Выбрать главу

Незнакомый шумный город, где все было для него так ново, заинтересовал необычайно, и Тепляков сразу пожалел, что приехал сюда с кратковременной миссией. Вот если бы его определили здесь на службу в русское посольство…

Посланника он не застал на месте: Бутенев уехал в отпуск, в Россию. В посольстве отнеслись к Теплякову равнодушно, ему даже не предложили остановиться в одном из флигелей дома в Буюк-Дере, где жили посольские служащие. Титов прислал записку: «Согласно желанию Вашему, я посылал расспросить о квартире. Удобнее всего будет для Вас, я думаю, поселиться в здешней локанде под фирмою A. I’ami. Оттуда Вы будете иметь приятный вид на пролив, притом можете иметь там же готовый стол. Если Вы найдете для себя достаточною одну комнату, то будете платить в сутки 5 пиастров, а если две, то 10; по здешним ценам это весьма дешево».

Тепляков тогда же послал письма к Антонио Спада и графине Эдлинг. Ответное письмо Спада пришло примерно через месяц: «Все Ваши подробные описания Константинополя, милостивый государь, чрезвычайно заинтересовали меня… Продолжайте Ваши прелестные рассказы об остатках древней Византии; рисуйте османлисов с той энергией, которая Вам так свойственна». Спада уверял, что спешить с возвращением в Одессу нет смысла: «ваше скорое возвращение может показаться поступком несвоевременным» — если собранные сведения окажутся недостаточными…

Да, с возвращением можно было не спешить.

Собрать нужные сведения о маяках при входе в Босфор, вероятно, было не так-то просто. Но он их собрал и написал необходимый отчет.

Кроме того, в прогулках по огромному городу, таившему для него загадки, подобно нескончаемым сказкам тысячи и одной ночи, он с увлечением изучал памятники старины, искал следы древней Византии. Начинал овладевать турецким языком.

Еще в своих «Письмах из Болгарии» Тепляков признавался: «Мой ум был всегда, подобно Стернову, каким-то странствующим рыцарем, которому плоть моя служила только смиренным оруженосцем». И подобно Стерну, замечательному писателю XVIII столетия, автору книги «Сентиментальное путешествие», Виктор Тепляков был тогда еще тоже путешественником сентиментальным…

В Константинополе он застрял на два месяца. Поселился было в Буюк-Дере (должно быть, по адресу, подсказанному Титовым), но скоро предпочел перебраться обратно, в шумную Перу, ибо все его интересы, все увлечения были там, в кипучей турецкой столице, а не здесь, в чинном дипломатическом уединении Буюк-Дере.

В адрес посольства пришло для него письмо от графини Эдлинг. «Я получила Ваше письмо из Константинополя, — писала она, — за которое тысячу раз благодарю. Оно пробудило во мне тоску по родине. Я очень рада, что Вы не ошиблись в своем ожидании и наслаждаетесь одной из тех хороших минут в жизни, которые есть отдых божественный, а он помогает нам легче сносить горести, неизбежные в нашем существовании». Сообщив о предстоящем в конце лета отъезде Воронцова в Петербург, она далее написала:

«Я убеждена, что его сношения с графом Нессельроде легко доставят ему случай помочь Вашему определению в константинопольскую миссию, и, зная его любезность, не сомневаюсь, что, если Вы к нему обратитесь, он для Вас это сделает. Тогда под шум волн Босфора Ваша фантазия доставит Вам наслаждение, достойное Вашего таланта… Будьте уверены в преданности, которую я питаю именно к Вам, потому что рассчитываю, что найду в Вас то, что так редко можно встретить в людях, а именно: прямоту, доброту, таланты и правдивость».

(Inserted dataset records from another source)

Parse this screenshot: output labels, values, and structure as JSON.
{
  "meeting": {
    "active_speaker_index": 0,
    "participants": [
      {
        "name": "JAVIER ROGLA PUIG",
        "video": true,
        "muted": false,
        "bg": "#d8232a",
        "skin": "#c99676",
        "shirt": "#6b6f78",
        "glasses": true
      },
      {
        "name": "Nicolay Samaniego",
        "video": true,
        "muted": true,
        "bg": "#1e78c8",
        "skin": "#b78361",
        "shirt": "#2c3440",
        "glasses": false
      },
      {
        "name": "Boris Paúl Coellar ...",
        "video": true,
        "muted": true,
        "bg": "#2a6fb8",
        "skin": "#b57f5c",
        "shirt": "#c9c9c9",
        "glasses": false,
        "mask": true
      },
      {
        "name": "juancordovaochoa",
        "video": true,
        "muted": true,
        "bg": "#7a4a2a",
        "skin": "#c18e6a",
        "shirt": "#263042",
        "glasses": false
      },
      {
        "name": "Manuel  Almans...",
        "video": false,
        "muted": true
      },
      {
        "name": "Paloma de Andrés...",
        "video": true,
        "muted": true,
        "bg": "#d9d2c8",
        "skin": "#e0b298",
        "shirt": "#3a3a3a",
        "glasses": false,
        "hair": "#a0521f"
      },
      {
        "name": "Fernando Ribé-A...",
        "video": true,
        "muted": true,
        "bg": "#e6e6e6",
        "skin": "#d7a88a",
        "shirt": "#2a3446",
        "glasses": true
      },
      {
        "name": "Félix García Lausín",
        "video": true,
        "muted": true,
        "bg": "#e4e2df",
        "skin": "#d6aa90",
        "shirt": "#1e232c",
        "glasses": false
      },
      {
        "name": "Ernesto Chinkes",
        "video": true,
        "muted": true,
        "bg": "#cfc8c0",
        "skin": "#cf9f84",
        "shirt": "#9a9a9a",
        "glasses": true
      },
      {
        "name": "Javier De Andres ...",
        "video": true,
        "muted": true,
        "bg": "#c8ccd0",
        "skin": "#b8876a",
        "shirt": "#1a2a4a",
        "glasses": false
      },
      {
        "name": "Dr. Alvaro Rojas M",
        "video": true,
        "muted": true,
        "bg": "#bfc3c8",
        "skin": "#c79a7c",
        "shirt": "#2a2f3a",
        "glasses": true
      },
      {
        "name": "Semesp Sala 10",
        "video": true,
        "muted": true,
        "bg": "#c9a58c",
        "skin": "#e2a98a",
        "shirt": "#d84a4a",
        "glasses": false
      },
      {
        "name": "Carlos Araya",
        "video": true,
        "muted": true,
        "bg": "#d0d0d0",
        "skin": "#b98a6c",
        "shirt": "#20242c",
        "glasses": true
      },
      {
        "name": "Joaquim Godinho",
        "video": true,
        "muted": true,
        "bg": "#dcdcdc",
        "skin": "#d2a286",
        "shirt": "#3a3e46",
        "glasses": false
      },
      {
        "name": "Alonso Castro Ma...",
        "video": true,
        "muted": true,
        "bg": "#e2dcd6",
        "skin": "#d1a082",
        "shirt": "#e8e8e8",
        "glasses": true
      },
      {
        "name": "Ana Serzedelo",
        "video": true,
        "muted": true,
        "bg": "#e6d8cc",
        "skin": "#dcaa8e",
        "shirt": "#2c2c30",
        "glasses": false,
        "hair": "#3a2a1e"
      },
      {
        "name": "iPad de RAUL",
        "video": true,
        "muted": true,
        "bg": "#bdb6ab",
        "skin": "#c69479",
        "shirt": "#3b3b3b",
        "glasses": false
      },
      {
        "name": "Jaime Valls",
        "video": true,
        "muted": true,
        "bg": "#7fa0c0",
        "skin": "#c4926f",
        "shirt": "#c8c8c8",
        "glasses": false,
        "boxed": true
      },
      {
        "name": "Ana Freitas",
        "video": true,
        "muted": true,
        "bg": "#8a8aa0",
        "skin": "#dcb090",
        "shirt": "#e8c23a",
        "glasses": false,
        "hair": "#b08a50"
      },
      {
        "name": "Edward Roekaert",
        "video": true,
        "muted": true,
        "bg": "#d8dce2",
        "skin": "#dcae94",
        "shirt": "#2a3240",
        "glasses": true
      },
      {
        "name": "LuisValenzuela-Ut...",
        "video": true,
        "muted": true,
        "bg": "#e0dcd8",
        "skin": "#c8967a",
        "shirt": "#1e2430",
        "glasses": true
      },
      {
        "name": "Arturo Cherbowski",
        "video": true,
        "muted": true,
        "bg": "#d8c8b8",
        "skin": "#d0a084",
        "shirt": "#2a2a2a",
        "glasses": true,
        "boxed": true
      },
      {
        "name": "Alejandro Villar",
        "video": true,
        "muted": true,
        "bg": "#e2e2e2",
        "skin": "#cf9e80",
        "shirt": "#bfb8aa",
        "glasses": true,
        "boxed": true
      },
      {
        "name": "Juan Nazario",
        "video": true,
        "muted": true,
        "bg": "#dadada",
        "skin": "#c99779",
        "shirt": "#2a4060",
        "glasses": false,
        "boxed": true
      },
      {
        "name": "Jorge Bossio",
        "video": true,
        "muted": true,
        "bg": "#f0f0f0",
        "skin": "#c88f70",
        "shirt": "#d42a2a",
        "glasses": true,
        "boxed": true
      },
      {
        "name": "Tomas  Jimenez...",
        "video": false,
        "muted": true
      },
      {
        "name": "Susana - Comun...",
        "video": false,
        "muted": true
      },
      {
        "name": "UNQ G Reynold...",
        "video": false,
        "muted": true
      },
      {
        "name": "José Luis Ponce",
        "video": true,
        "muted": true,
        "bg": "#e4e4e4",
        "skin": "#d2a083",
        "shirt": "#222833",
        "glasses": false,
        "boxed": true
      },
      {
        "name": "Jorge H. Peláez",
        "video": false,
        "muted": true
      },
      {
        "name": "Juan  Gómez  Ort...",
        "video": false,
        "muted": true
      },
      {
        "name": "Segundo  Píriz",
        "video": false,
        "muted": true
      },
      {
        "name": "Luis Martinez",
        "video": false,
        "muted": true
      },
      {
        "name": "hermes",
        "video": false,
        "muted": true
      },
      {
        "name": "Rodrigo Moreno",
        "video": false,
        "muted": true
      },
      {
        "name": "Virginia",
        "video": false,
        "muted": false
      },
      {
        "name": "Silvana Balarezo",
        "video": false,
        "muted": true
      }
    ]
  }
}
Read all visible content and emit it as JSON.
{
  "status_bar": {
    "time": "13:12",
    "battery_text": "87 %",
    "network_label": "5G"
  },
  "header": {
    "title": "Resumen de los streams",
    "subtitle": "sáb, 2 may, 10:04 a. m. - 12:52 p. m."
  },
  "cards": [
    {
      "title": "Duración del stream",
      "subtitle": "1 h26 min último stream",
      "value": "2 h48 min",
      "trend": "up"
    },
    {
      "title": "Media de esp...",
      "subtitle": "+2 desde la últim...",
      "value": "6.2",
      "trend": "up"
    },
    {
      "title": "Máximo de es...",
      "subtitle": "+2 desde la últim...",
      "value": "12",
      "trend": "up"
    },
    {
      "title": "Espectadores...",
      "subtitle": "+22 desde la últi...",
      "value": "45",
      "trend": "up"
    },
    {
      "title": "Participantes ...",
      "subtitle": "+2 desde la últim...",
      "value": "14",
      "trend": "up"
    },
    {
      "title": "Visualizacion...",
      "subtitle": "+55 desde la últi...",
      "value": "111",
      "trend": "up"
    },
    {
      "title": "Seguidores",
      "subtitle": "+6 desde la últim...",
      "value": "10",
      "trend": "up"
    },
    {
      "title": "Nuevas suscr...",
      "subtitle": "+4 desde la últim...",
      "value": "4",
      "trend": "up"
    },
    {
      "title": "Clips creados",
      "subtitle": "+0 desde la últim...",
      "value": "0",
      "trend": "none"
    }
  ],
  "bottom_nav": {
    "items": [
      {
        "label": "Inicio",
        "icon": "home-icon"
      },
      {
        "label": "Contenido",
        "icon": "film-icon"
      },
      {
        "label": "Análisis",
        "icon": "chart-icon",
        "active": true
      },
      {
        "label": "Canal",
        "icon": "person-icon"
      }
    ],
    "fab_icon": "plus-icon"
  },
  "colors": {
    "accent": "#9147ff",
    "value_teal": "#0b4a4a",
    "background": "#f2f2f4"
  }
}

Теплякову предстояло еще путешествие в Смирну. Он загорелся желанием пропутешествовать дальше — через Эгейское море в Афины… Оказалось, это можно устроить без особых затруднений, и в русском посольстве в Буюк-Дере пошли ему навстречу — выписали паспорт для поездки в Грецию.

В письме к брату Алексею Виктор Тепляков рассказывал с воодушевлением: «…французская бомбарда Адель приняла меня на свою палубу, и около полудня невообразимая Византия утонула уже передо мною со всей роскошью своих домов, куполов, минаретов в голубых волнах Пропонтиды» (то есть Мраморного моря).

Вечером, уже в Дарданеллах, как вспоминал он впоследствии, горы по обеим сторонам пролива «потянулись полосатыми склонами к обагренному вечерним огнем мысу, на котором пестреют дома, сады и мечети Галлиполи; не забыть ни широких пенистых волн, ни трепетавших между снастей звезд…».